この程度の信号なら、対象はまだ“観察”段階だ。
だが、観測ポイントは中庭。
――ノアがよくいる場所だ。
⸻
中庭のベンチに、彼女は座っていた。
顔は端末に向いているが、眉がわずかに寄っている。
心拍数、平常より6%上昇。情動反応の痕跡。
そのとき、彼女の背後――植え込みの影に、人影が動いた。
視線は明確に彼女を狙っている。
迷う必要はなかった。
「動くな」
音もなく背後に回り、腕を押さえる。
短い呻き声。
侵入者の手から、小型の通信装置が滑り落ちた。
「誰の命令だ」
沈黙。
装置を踏み潰し、腕を極める。
相手は呻きながら言葉を吐いた。
「……テスト、だ。反応を見るだけの……」
「誰のテストだ」
「言えない。殺される……」
その瞬間、侵入者の瞳が一瞬だけ光った。
神経チップ――自爆信号の発動。
「っ……!」
俺は腕をひねり、チップの接続端子を強制遮断した。
無力化完了。
背後で声がした。
「少尉……?」
振り向くと、ノアが立っていた。
目を見開き、言葉を失っている。
「……危険は排除した。
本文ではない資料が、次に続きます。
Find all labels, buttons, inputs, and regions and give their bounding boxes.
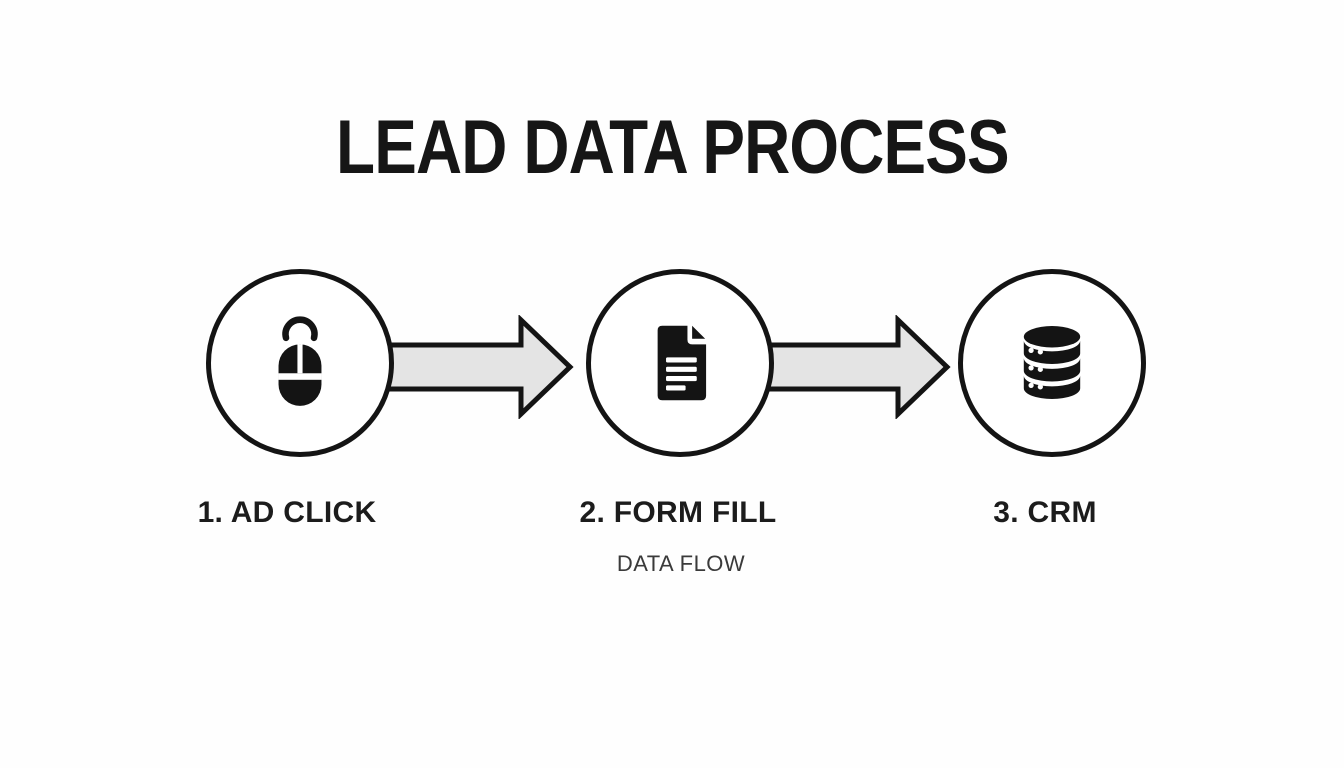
arrow-right-icon [380, 315, 574, 419]
step-label-ad-click: 1. AD CLICK [197, 496, 377, 529]
step-circle-crm [958, 269, 1146, 457]
page-title-text: LEAD DATA PROCESS [335, 105, 1009, 190]
arrow-right-icon [757, 315, 951, 419]
mouse-click-icon [278, 316, 322, 406]
data-flow-caption: DATA FLOW [616, 551, 746, 576]
form-document-icon [657, 325, 707, 401]
step-label-form-fill: 2. FORM FILL [579, 496, 777, 529]
step-label-crm: 3. CRM [993, 496, 1097, 529]
page-title: LEAD DATA PROCESS [0, 110, 1344, 186]
step-circle-form-fill [586, 269, 774, 457]
database-icon [1023, 326, 1081, 399]
step-circle-ad-click [206, 269, 394, 457]
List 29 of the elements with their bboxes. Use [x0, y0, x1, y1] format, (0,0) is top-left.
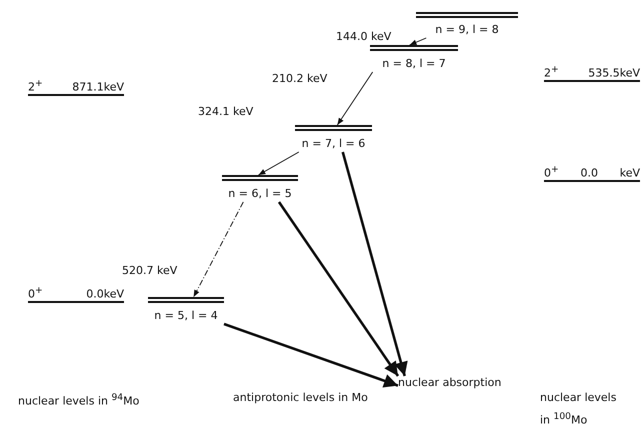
arrow [341, 152, 408, 376]
level-label: n = 6, l = 5 [227, 187, 293, 200]
energy-level [295, 125, 372, 150]
level-label: n = 5, l = 4 [153, 309, 219, 322]
energy-level [370, 45, 458, 70]
nuclear-level: 0$^{+}$ 0.0keV [28, 285, 124, 303]
edge-label: 520.7 keV [122, 264, 178, 277]
edge-label: 144.0 keV [336, 30, 392, 43]
level-label: n = 9, l = 8 [434, 23, 500, 36]
axis-caption: nuclear levels in $^{94}$Mo [18, 391, 140, 410]
energy-level [148, 297, 224, 322]
edge-label: 210.2 keV [272, 72, 328, 85]
arrow [336, 72, 374, 126]
nuclear-level: 2$^{+}$ 535.5keV [544, 64, 640, 82]
nuclear-level: 0$^{+}$ 0.0 keV [544, 164, 640, 182]
arrow [193, 202, 244, 298]
nuclear-level: 2$^{+}$ 871.1keV [28, 78, 124, 96]
axis-caption: antiprotonic levels in Mo [233, 390, 369, 406]
level-label: n = 8, l = 7 [381, 57, 447, 70]
axis-caption: nuclear levels in $^{100}$Mo [540, 390, 618, 429]
arrow [258, 152, 300, 176]
energy-level [416, 12, 518, 36]
process-label: nuclear absorption [398, 376, 532, 392]
arrow [224, 322, 398, 388]
edge-label: 324.1 keV [198, 105, 254, 118]
level-label: n = 7, l = 6 [300, 137, 366, 150]
arrow [278, 201, 400, 377]
arrow [409, 38, 427, 46]
energy-level [222, 175, 298, 200]
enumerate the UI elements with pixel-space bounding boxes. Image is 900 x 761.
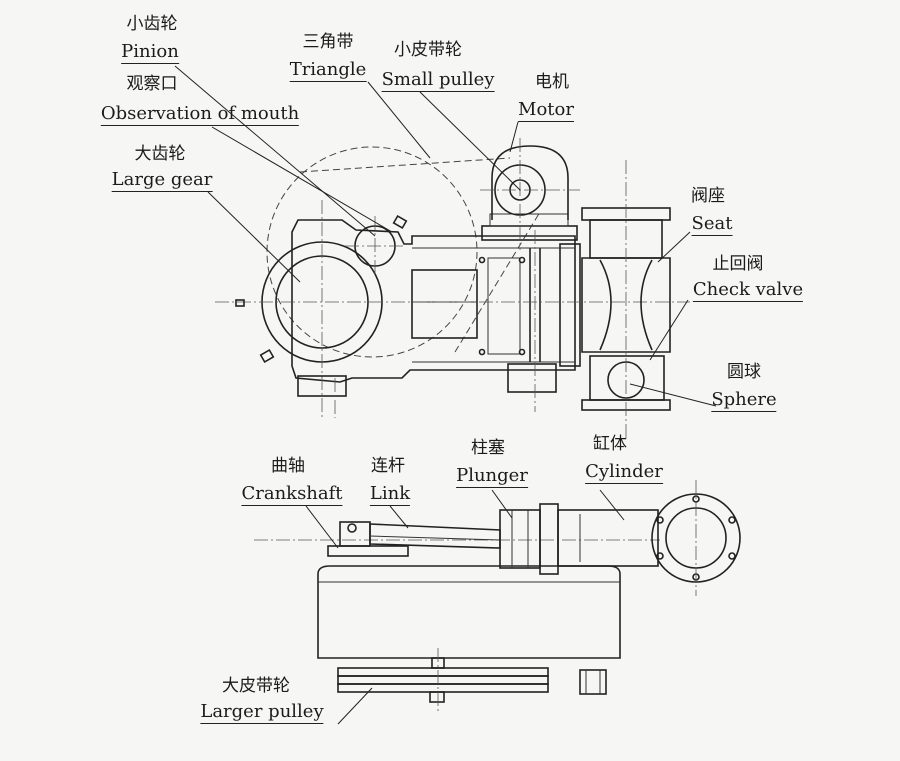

問題ない」
「今の人……何者?」
「わからない。ただ、君を見ていた」
ノアは小さく息を飲んだ。
その顔に、恐怖ではなく――“心配”が浮かんでいた。
「あなた、怪我は?」
「ない」
「……よかった」
胸の奥で、何かが鳴った。
理由はわからない。
ただ、今の“よかった”という音が、記録以上の意味を持って聞こえた。
⸻
夜、記録端末にログを残す。
《監視対象:ノア・ミレリア 危険接近事件発生》
《敵性存在:不明。通信試験の可能性》
そして、指が止まった。
《記録不能な反応:有。分類:未定義》
それは“恐怖”でも“興奮”でもない。
ただ、確かに“何か”が生まれていた。
……まだ測れない。
だが、確かに存在している。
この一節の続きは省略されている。